Dans les temps jadis se trouvait à Paris une zone marécageuse. Délimitée aujourd’hui par les places de la Bastille, de la République et de l’Hôtel de Ville elle forme un triangle presque isocèle.

Le Marais

Quartier branché et touristique par excellence avec 27 millions de visiteurs par an. Ça fait peur hein, du moins ça donne le tournis, mais le Marais c’est avant tout le quartier le plus historique de Paris, né dans la boue. Pris en mains par les moines à partir du XIIème siècle, il a connu son heure de gloire entre les XVIème et XVIIème siècle. Snobé par la noblesse, ruiné après la révolution , et finalement sauvé de la dérive dans les années 60 par le ministre de la culture de l’époque André Malraux.

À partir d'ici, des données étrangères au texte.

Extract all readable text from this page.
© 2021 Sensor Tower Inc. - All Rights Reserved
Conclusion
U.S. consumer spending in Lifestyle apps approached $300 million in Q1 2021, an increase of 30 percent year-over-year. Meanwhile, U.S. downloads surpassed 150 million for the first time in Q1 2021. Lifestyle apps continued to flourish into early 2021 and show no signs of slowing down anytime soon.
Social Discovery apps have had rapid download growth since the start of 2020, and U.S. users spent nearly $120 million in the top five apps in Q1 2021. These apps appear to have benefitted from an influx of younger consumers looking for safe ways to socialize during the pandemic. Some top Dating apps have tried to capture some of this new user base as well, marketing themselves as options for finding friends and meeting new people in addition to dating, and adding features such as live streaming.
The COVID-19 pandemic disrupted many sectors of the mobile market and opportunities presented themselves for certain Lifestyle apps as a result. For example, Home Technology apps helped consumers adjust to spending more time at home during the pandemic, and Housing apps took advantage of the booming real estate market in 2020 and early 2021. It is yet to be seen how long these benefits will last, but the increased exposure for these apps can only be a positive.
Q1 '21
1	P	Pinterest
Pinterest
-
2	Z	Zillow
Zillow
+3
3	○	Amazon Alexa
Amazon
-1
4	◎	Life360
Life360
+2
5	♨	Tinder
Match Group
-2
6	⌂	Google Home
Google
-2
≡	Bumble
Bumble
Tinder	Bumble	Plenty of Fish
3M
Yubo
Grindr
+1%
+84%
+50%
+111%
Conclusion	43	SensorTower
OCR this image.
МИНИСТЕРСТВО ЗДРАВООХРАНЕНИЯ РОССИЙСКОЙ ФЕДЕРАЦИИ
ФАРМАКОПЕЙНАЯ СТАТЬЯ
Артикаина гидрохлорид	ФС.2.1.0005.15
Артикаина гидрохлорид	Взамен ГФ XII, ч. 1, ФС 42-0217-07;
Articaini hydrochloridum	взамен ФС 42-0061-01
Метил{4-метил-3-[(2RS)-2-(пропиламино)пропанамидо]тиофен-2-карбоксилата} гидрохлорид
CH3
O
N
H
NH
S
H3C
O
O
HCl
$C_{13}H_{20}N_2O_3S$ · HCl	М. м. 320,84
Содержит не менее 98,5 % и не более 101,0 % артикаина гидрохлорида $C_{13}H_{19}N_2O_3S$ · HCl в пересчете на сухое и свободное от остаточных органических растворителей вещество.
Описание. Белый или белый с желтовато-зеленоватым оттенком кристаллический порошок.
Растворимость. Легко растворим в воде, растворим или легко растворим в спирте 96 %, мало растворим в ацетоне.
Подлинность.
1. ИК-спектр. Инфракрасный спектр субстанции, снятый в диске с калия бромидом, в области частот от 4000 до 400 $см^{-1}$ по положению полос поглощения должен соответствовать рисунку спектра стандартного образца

A cheval sur les 3ème et 4ème arrondissements il traverse les époques avec panache. Il est une source inépuisable d’histoires. Des histoires qui nous racontent la grande. Le Marais c’est une âme, un sacré caractère. Il est passé hors des mailles du filet  Haussmann évitant ainsi de perdre son identité. Nous ne sommes pas au bout de nos surprises en nous promenant dans ce fameux « triangle ». Ayez l’œil, un coin de rue, une façade, un toit, une porte peut révéler bien des trésors. Asséché puis habité, le Marais a conservé sont caractère bien trempé (jeu de mots pourri pour tenter de ne pas être hors sujet). Chacha, cet article est pour toi. Il me semble avoir lu quelque part que tu aimes ce quartier.

La gadoue

Depuis la nuit des temps, tout du moins depuis la préhistoire, les emplacements où se situent aujourd’hui les places de la République et Bastille ne ressemblaient à rien d’autre qu’un vaste marécage. Une gadoue dont personne ne se souciait. C’est sur l’ile de la Cité que ça se passait. La Seine déjà présente coulait à cet endroit, le traversant en formant une boucle. 
Au cours des Xe et XIe siècle ce territoire de la rive droite va grâce à son port se développer 
autour de la place de Grève aujourd’hui place de l’Hotel de Ville

Empreinte de l’Ordre des Templiers et Charles V

Au XIIème siècle des moines déterminés assèchent les marécages pour mettre en culture cette zone humide . Certains noms de rues, boulevards ou jardins nous rappellent la présence des Chevaliers de l’Ordre des Templiers. Les rois de France depuis Philippe Auguste et Charles V ont également contribué à l’évolution de ce quartier. Construite entre 1190 et 1220 la partie rive droite de l’Enceinte Philippe Auguste englobe le Marais qui de ce fait se retrouve dans le Paris intra-muros. Des vestiges se tiennent debout dans les rues des Francs-Bourgeois, du Pavé, du Prévôt ou encore rue Charlemagne. Au XIV ème siècle Charles V va édifier une forteresse à la limite des terres insubmersibles, la Bastille qui dit on fut construite en plein marécages. De nouveaux territoires ainsi asséchés vont permettre de construire encore et encore. L‘Hotel des Tournelles à l’origine une « simple » maison fut longtemps la propriété des rois de France. Il doit son nom (tournelle signifie petite tour) à la quantité de tours qui le composaient. François 1er le boude pour le château de Fontainebleau, les châteaux de la Loire et bien entendu le Louvre. Situé au Nord de l’actuelle place des Vosges ce château verra sa fin à la mort d’Henri II (fils de François 1er et époux de Catherine de Médicis) Lors d’un tournois organisé à l’occasion des mariages de sa sœur et de sa fille Henri II est mortellement blessé. Après une longue agonie, Henri meurt à l’Hôtel des Tournelles. Catherine sa veuve qui détestait cette demeure la fit raser.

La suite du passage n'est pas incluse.